Criada há mais de duas décadas, a iniciativa apoia os municípios no fortalecimento de políticas públicas voltadas especialmente às crianças e aos adolescentes mais vulnerabilizados, contribuindo para enfrentar desigualdades territoriais e étnico-raciais. A atual edição (2025–2028) reúne 2.277 municípios de 18 estados da Amazônia Legal e do Semiárido brasileiro.

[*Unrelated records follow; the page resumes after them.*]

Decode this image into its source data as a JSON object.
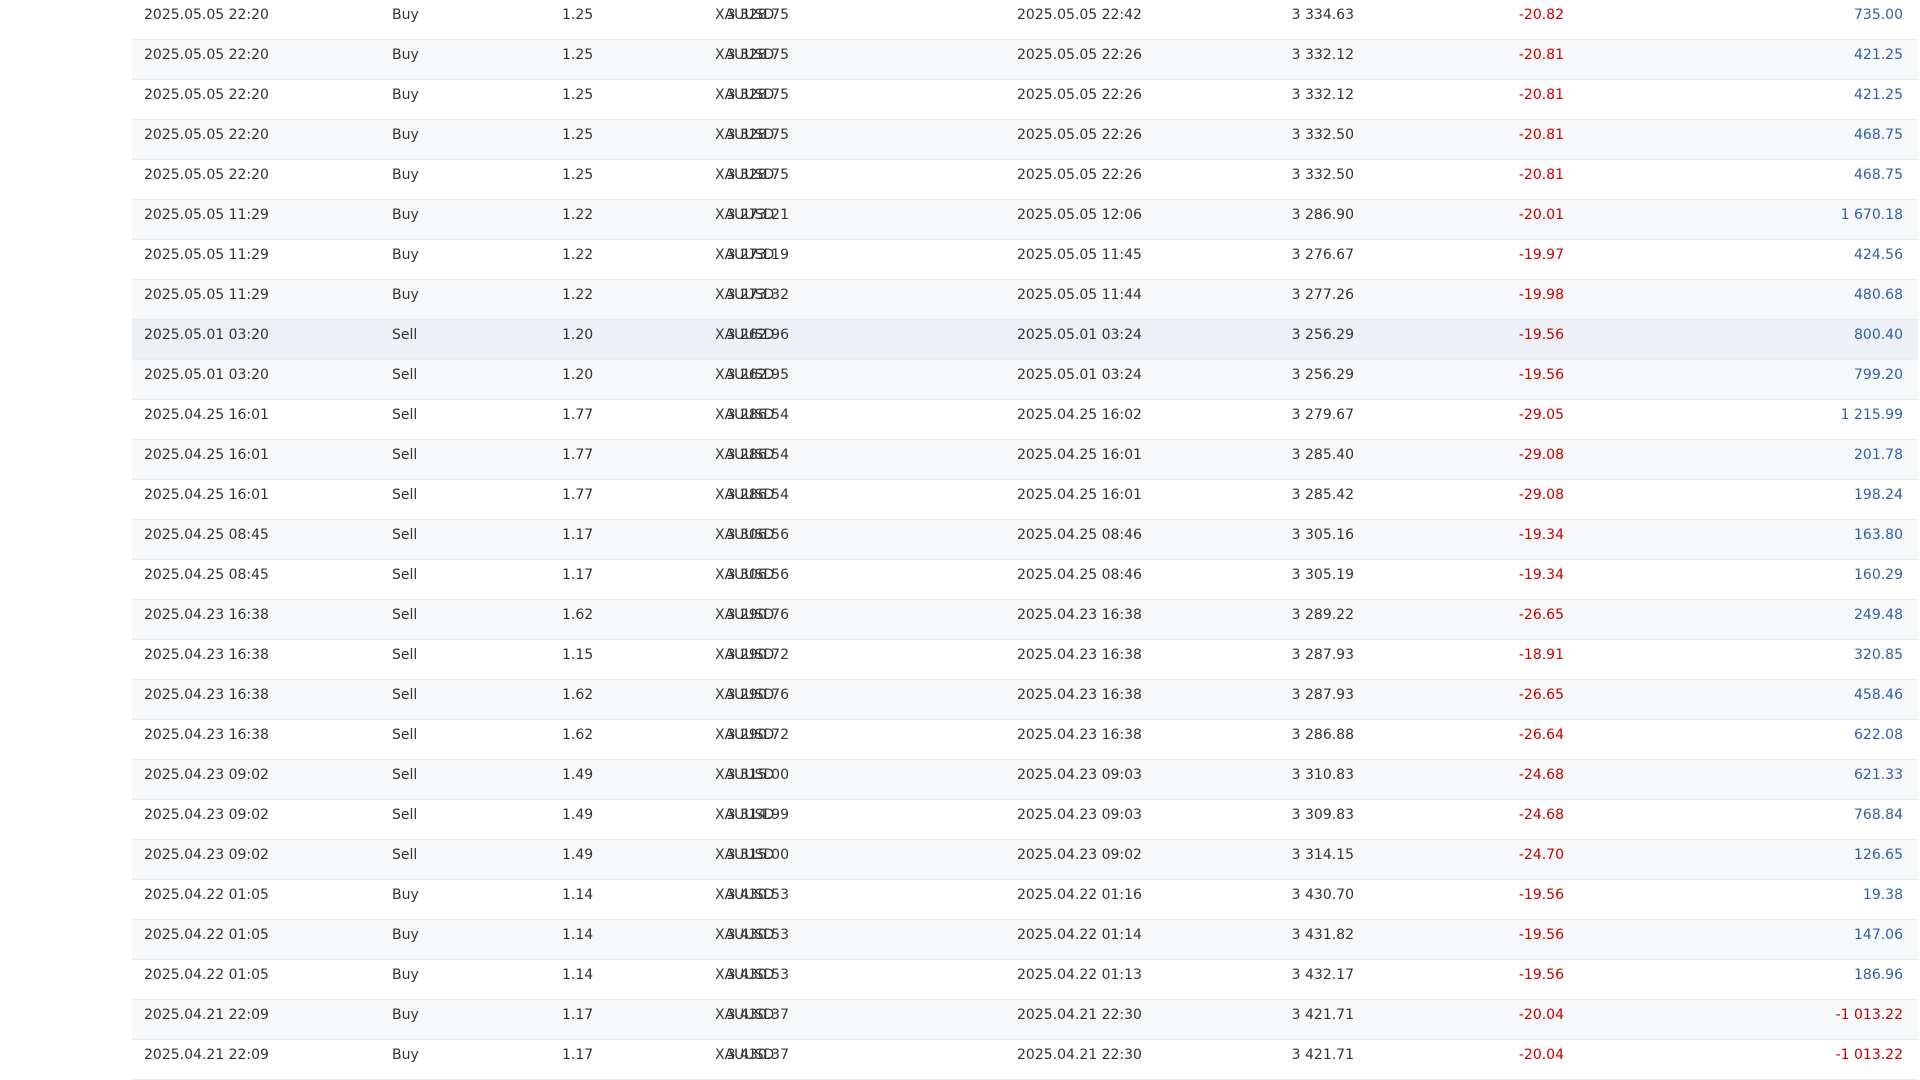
{
  "trades": [
    {
      "open_time": "2025.05.05 22:20",
      "type": "Buy",
      "volume": "1.25",
      "symbol": "XAUUSD",
      "open_price": "3 328.75",
      "close_time": "2025.05.05 22:42",
      "close_price": "3 334.63",
      "commission": "-20.82",
      "profit": "735.00"
    },
    {
      "open_time": "2025.05.05 22:20",
      "type": "Buy",
      "volume": "1.25",
      "symbol": "XAUUSD",
      "open_price": "3 328.75",
      "close_time": "2025.05.05 22:26",
      "close_price": "3 332.12",
      "commission": "-20.81",
      "profit": "421.25"
    },
    {
      "open_time": "2025.05.05 22:20",
      "type": "Buy",
      "volume": "1.25",
      "symbol": "XAUUSD",
      "open_price": "3 328.75",
      "close_time": "2025.05.05 22:26",
      "close_price": "3 332.12",
      "commission": "-20.81",
      "profit": "421.25"
    },
    {
      "open_time": "2025.05.05 22:20",
      "type": "Buy",
      "volume": "1.25",
      "symbol": "XAUUSD",
      "open_price": "3 328.75",
      "close_time": "2025.05.05 22:26",
      "close_price": "3 332.50",
      "commission": "-20.81",
      "profit": "468.75"
    },
    {
      "open_time": "2025.05.05 22:20",
      "type": "Buy",
      "volume": "1.25",
      "symbol": "XAUUSD",
      "open_price": "3 328.75",
      "close_time": "2025.05.05 22:26",
      "close_price": "3 332.50",
      "commission": "-20.81",
      "profit": "468.75"
    },
    {
      "open_time": "2025.05.05 11:29",
      "type": "Buy",
      "volume": "1.22",
      "symbol": "XAUUSD",
      "open_price": "3 273.21",
      "close_time": "2025.05.05 12:06",
      "close_price": "3 286.90",
      "commission": "-20.01",
      "profit": "1 670.18"
    },
    {
      "open_time": "2025.05.05 11:29",
      "type": "Buy",
      "volume": "1.22",
      "symbol": "XAUUSD",
      "open_price": "3 273.19",
      "close_time": "2025.05.05 11:45",
      "close_price": "3 276.67",
      "commission": "-19.97",
      "profit": "424.56"
    },
    {
      "open_time": "2025.05.05 11:29",
      "type": "Buy",
      "volume": "1.22",
      "symbol": "XAUUSD",
      "open_price": "3 273.32",
      "close_time": "2025.05.05 11:44",
      "close_price": "3 277.26",
      "commission": "-19.98",
      "profit": "480.68"
    },
    {
      "open_time": "2025.05.01 03:20",
      "type": "Sell",
      "volume": "1.20",
      "symbol": "XAUUSD",
      "open_price": "3 262.96",
      "close_time": "2025.05.01 03:24",
      "close_price": "3 256.29",
      "commission": "-19.56",
      "profit": "800.40"
    },
    {
      "open_time": "2025.05.01 03:20",
      "type": "Sell",
      "volume": "1.20",
      "symbol": "XAUUSD",
      "open_price": "3 262.95",
      "close_time": "2025.05.01 03:24",
      "close_price": "3 256.29",
      "commission": "-19.56",
      "profit": "799.20"
    },
    {
      "open_time": "2025.04.25 16:01",
      "type": "Sell",
      "volume": "1.77",
      "symbol": "XAUUSD",
      "open_price": "3 286.54",
      "close_time": "2025.04.25 16:02",
      "close_price": "3 279.67",
      "commission": "-29.05",
      "profit": "1 215.99"
    },
    {
      "open_time": "2025.04.25 16:01",
      "type": "Sell",
      "volume": "1.77",
      "symbol": "XAUUSD",
      "open_price": "3 286.54",
      "close_time": "2025.04.25 16:01",
      "close_price": "3 285.40",
      "commission": "-29.08",
      "profit": "201.78"
    },
    {
      "open_time": "2025.04.25 16:01",
      "type": "Sell",
      "volume": "1.77",
      "symbol": "XAUUSD",
      "open_price": "3 286.54",
      "close_time": "2025.04.25 16:01",
      "close_price": "3 285.42",
      "commission": "-29.08",
      "profit": "198.24"
    },
    {
      "open_time": "2025.04.25 08:45",
      "type": "Sell",
      "volume": "1.17",
      "symbol": "XAUUSD",
      "open_price": "3 306.56",
      "close_time": "2025.04.25 08:46",
      "close_price": "3 305.16",
      "commission": "-19.34",
      "profit": "163.80"
    },
    {
      "open_time": "2025.04.25 08:45",
      "type": "Sell",
      "volume": "1.17",
      "symbol": "XAUUSD",
      "open_price": "3 306.56",
      "close_time": "2025.04.25 08:46",
      "close_price": "3 305.19",
      "commission": "-19.34",
      "profit": "160.29"
    },
    {
      "open_time": "2025.04.23 16:38",
      "type": "Sell",
      "volume": "1.62",
      "symbol": "XAUUSD",
      "open_price": "3 290.76",
      "close_time": "2025.04.23 16:38",
      "close_price": "3 289.22",
      "commission": "-26.65",
      "profit": "249.48"
    },
    {
      "open_time": "2025.04.23 16:38",
      "type": "Sell",
      "volume": "1.15",
      "symbol": "XAUUSD",
      "open_price": "3 290.72",
      "close_time": "2025.04.23 16:38",
      "close_price": "3 287.93",
      "commission": "-18.91",
      "profit": "320.85"
    },
    {
      "open_time": "2025.04.23 16:38",
      "type": "Sell",
      "volume": "1.62",
      "symbol": "XAUUSD",
      "open_price": "3 290.76",
      "close_time": "2025.04.23 16:38",
      "close_price": "3 287.93",
      "commission": "-26.65",
      "profit": "458.46"
    },
    {
      "open_time": "2025.04.23 16:38",
      "type": "Sell",
      "volume": "1.62",
      "symbol": "XAUUSD",
      "open_price": "3 290.72",
      "close_time": "2025.04.23 16:38",
      "close_price": "3 286.88",
      "commission": "-26.64",
      "profit": "622.08"
    },
    {
      "open_time": "2025.04.23 09:02",
      "type": "Sell",
      "volume": "1.49",
      "symbol": "XAUUSD",
      "open_price": "3 315.00",
      "close_time": "2025.04.23 09:03",
      "close_price": "3 310.83",
      "commission": "-24.68",
      "profit": "621.33"
    },
    {
      "open_time": "2025.04.23 09:02",
      "type": "Sell",
      "volume": "1.49",
      "symbol": "XAUUSD",
      "open_price": "3 314.99",
      "close_time": "2025.04.23 09:03",
      "close_price": "3 309.83",
      "commission": "-24.68",
      "profit": "768.84"
    },
    {
      "open_time": "2025.04.23 09:02",
      "type": "Sell",
      "volume": "1.49",
      "symbol": "XAUUSD",
      "open_price": "3 315.00",
      "close_time": "2025.04.23 09:02",
      "close_price": "3 314.15",
      "commission": "-24.70",
      "profit": "126.65"
    },
    {
      "open_time": "2025.04.22 01:05",
      "type": "Buy",
      "volume": "1.14",
      "symbol": "XAUUSD",
      "open_price": "3 430.53",
      "close_time": "2025.04.22 01:16",
      "close_price": "3 430.70",
      "commission": "-19.56",
      "profit": "19.38"
    },
    {
      "open_time": "2025.04.22 01:05",
      "type": "Buy",
      "volume": "1.14",
      "symbol": "XAUUSD",
      "open_price": "3 430.53",
      "close_time": "2025.04.22 01:14",
      "close_price": "3 431.82",
      "commission": "-19.56",
      "profit": "147.06"
    },
    {
      "open_time": "2025.04.22 01:05",
      "type": "Buy",
      "volume": "1.14",
      "symbol": "XAUUSD",
      "open_price": "3 430.53",
      "close_time": "2025.04.22 01:13",
      "close_price": "3 432.17",
      "commission": "-19.56",
      "profit": "186.96"
    },
    {
      "open_time": "2025.04.21 22:09",
      "type": "Buy",
      "volume": "1.17",
      "symbol": "XAUUSD",
      "open_price": "3 430.37",
      "close_time": "2025.04.21 22:30",
      "close_price": "3 421.71",
      "commission": "-20.04",
      "profit": "-1 013.22"
    },
    {
      "open_time": "2025.04.21 22:09",
      "type": "Buy",
      "volume": "1.17",
      "symbol": "XAUUSD",
      "open_price": "3 430.37",
      "close_time": "2025.04.21 22:30",
      "close_price": "3 421.71",
      "commission": "-20.04",
      "profit": "-1 013.22"
    }
  ],
  "highlighted_row": 8,
  "colors": {
    "text": "#333333",
    "commission": "#c80000",
    "profit_positive": "#2f5faa",
    "profit_negative": "#c80000",
    "row_alt": "#f7f8f9",
    "row_highlight": "#edf0f4",
    "divider": "#e9ecef"
  }
}
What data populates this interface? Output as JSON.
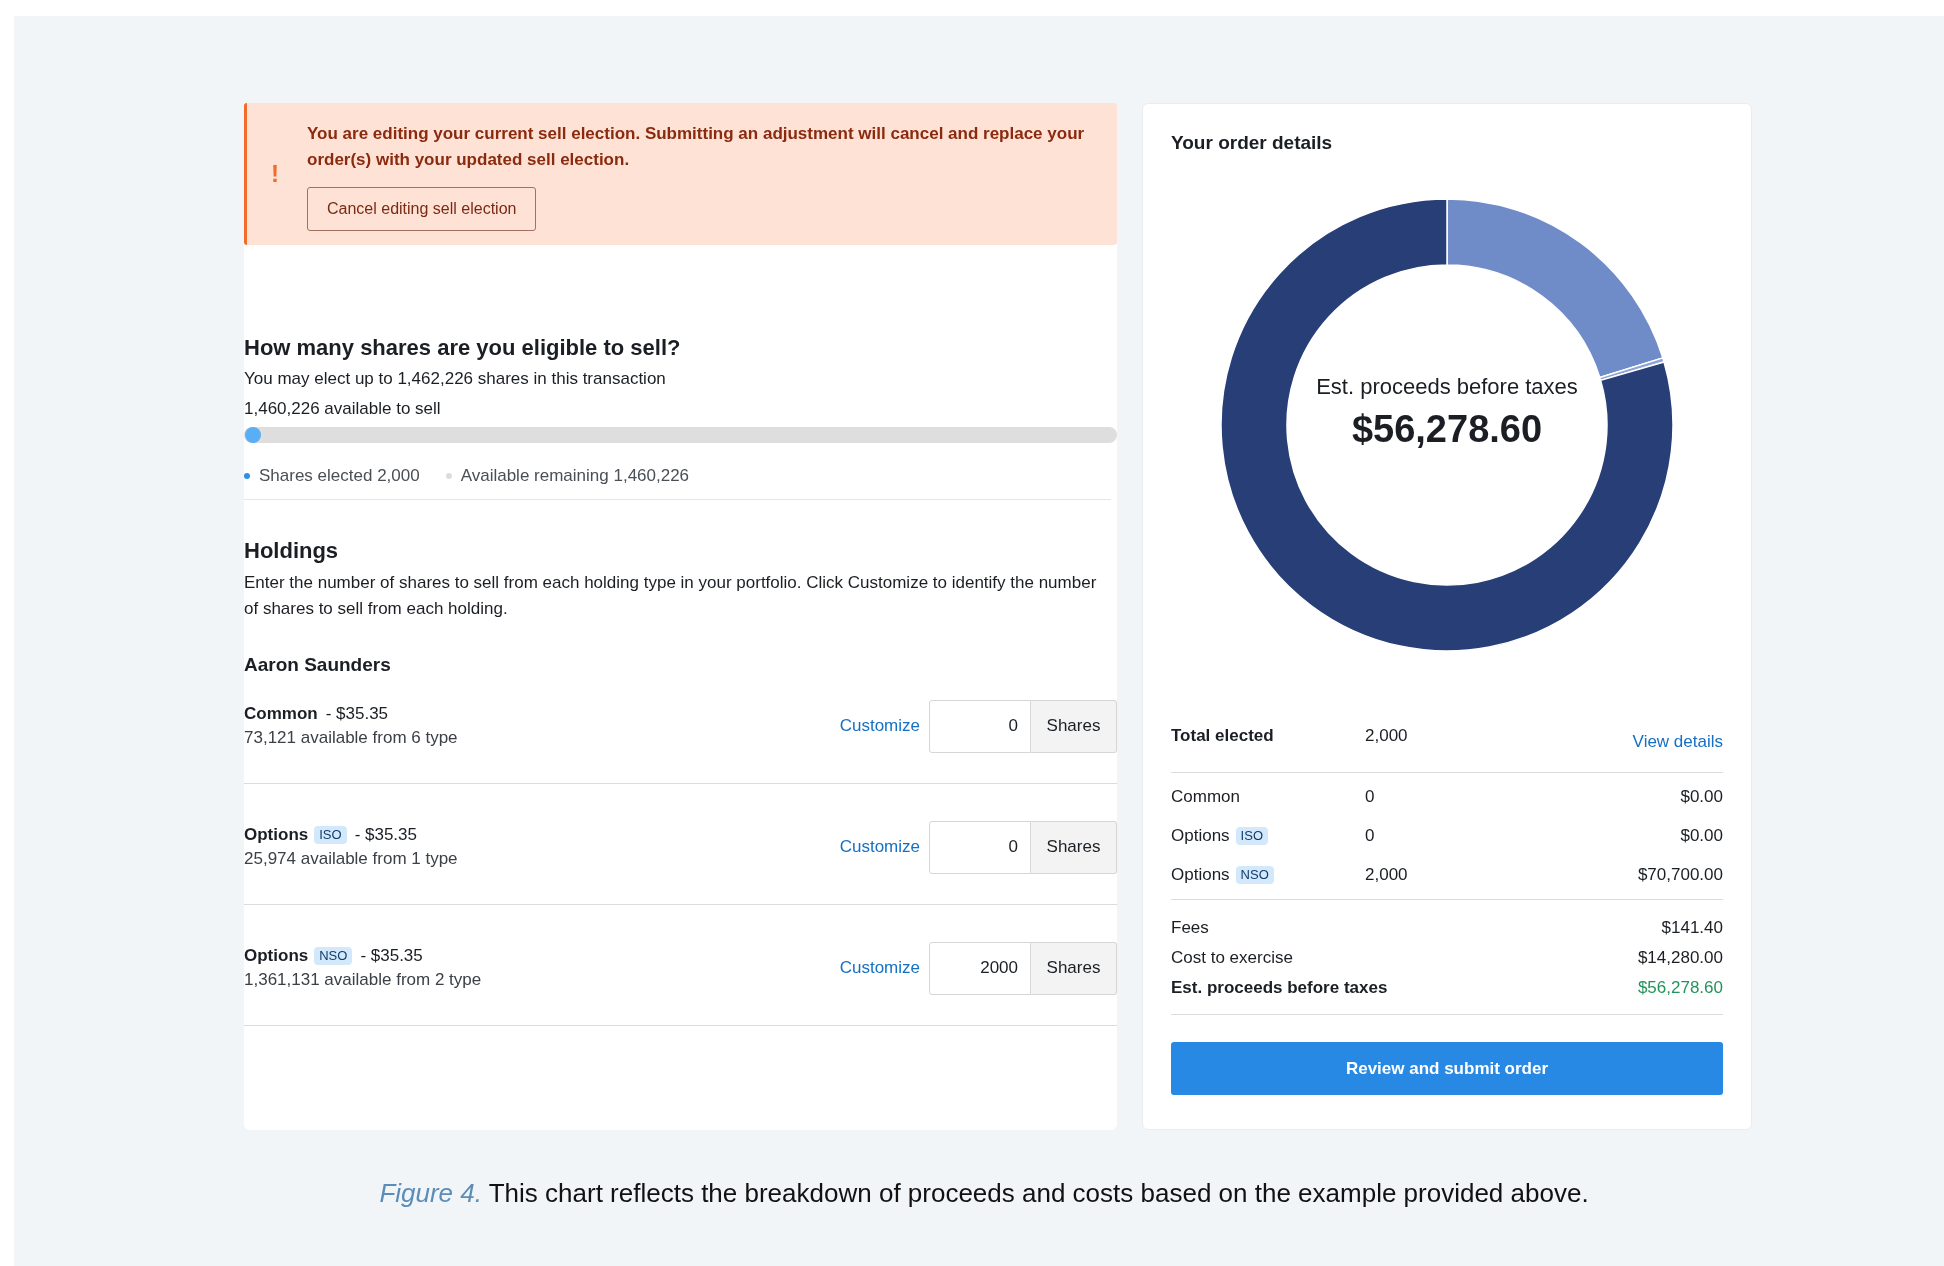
{
  "alert": {
    "message": "You are editing your current sell election. Submitting an adjustment will cancel and replace your order(s) with your updated sell election.",
    "icon": "!",
    "button": "Cancel editing sell election"
  },
  "eligibility": {
    "title": "How many shares are you eligible to sell?",
    "limit_text": "You may elect up to 1,462,226 shares in this transaction",
    "available": "1,460,226 available to sell",
    "slider": {
      "level": 0.0014
    },
    "legend": [
      {
        "label": "Shares elected 2,000",
        "color": "#2d8fe6"
      },
      {
        "label": "Available remaining 1,460,226",
        "color": "#dcdcdc"
      }
    ]
  },
  "holdings": {
    "title": "Holdings",
    "description": "Enter the number of shares to sell from each holding type in your portfolio. Click Customize to identify the number of shares to sell from each holding.",
    "owner": "Aaron Saunders",
    "rows": [
      {
        "type": "Common",
        "price": "- $35.35",
        "availability": "73,121 available from 6 type",
        "link": "Customize",
        "value": "0",
        "unit": "Shares"
      },
      {
        "type": "Options",
        "tag": "ISO",
        "price": "- $35.35",
        "availability": "25,974 available from 1 type",
        "link": "Customize",
        "value": "0",
        "unit": "Shares"
      },
      {
        "type": "Options",
        "tag": "NSO",
        "price": "- $35.35",
        "availability": "1,361,131 available from 2 type",
        "link": "Customize",
        "value": "2000",
        "unit": "Shares"
      }
    ]
  },
  "order": {
    "title": "Your order details",
    "donut": {
      "center_label": "Est. proceeds before taxes",
      "center_value": "$56,278.60"
    },
    "total": {
      "label": "Total elected",
      "value": "2,000",
      "link": "View details"
    },
    "lines": [
      {
        "label": "Common",
        "shares": "0",
        "amount": "$0.00"
      },
      {
        "label": "Options",
        "tag": "ISO",
        "shares": "0",
        "amount": "$0.00"
      },
      {
        "label": "Options",
        "tag": "NSO",
        "shares": "2,000",
        "amount": "$70,700.00"
      }
    ],
    "summary": [
      {
        "kind": "plain",
        "label": "Fees",
        "value": "$141.40"
      },
      {
        "kind": "plain",
        "label": "Cost to exercise",
        "value": "$14,280.00"
      },
      {
        "kind": "total",
        "label": "Est. proceeds before taxes",
        "value": "$56,278.60"
      }
    ],
    "button": "Review and submit order"
  },
  "caption": {
    "figure": "Figure 4.",
    "text": "This chart reflects the breakdown of proceeds and costs based on the example provided above."
  }
}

No território amazônico, a implementação do Selo UNICEF 2025-2028 é feita por duas organizações da sociedade civil: o Instituto Peabiru, parceiro implementador no Amapá, Mato Grosso, Pará e Tocantins, e o Instituto Amazônia Açu (IAÇU), que lidera a iniciativa no Acre, Amazonas, Rondônia e Roraima.
Seja voltando para a escola, se tornando referências de mobilização juvenil na comunidade ou sendo protegidas de múltiplas violências, histórias mostram como o Selo UNICEF tem mudado a trajetória de crianças e adolescentes desta região.
UNICEF/BRZ/Yulibeth Carpintero
Em Roraima, seis irmãos voltam para a escola
Quando a venezuelana Zuleinnys Bastardo chegou a Pacaraima, no norte de Roraima, com seus seis filhos, reconstruir a vida em um novo país também significava enfrentar obstáculos para garantir um direito básico para eles: estudar.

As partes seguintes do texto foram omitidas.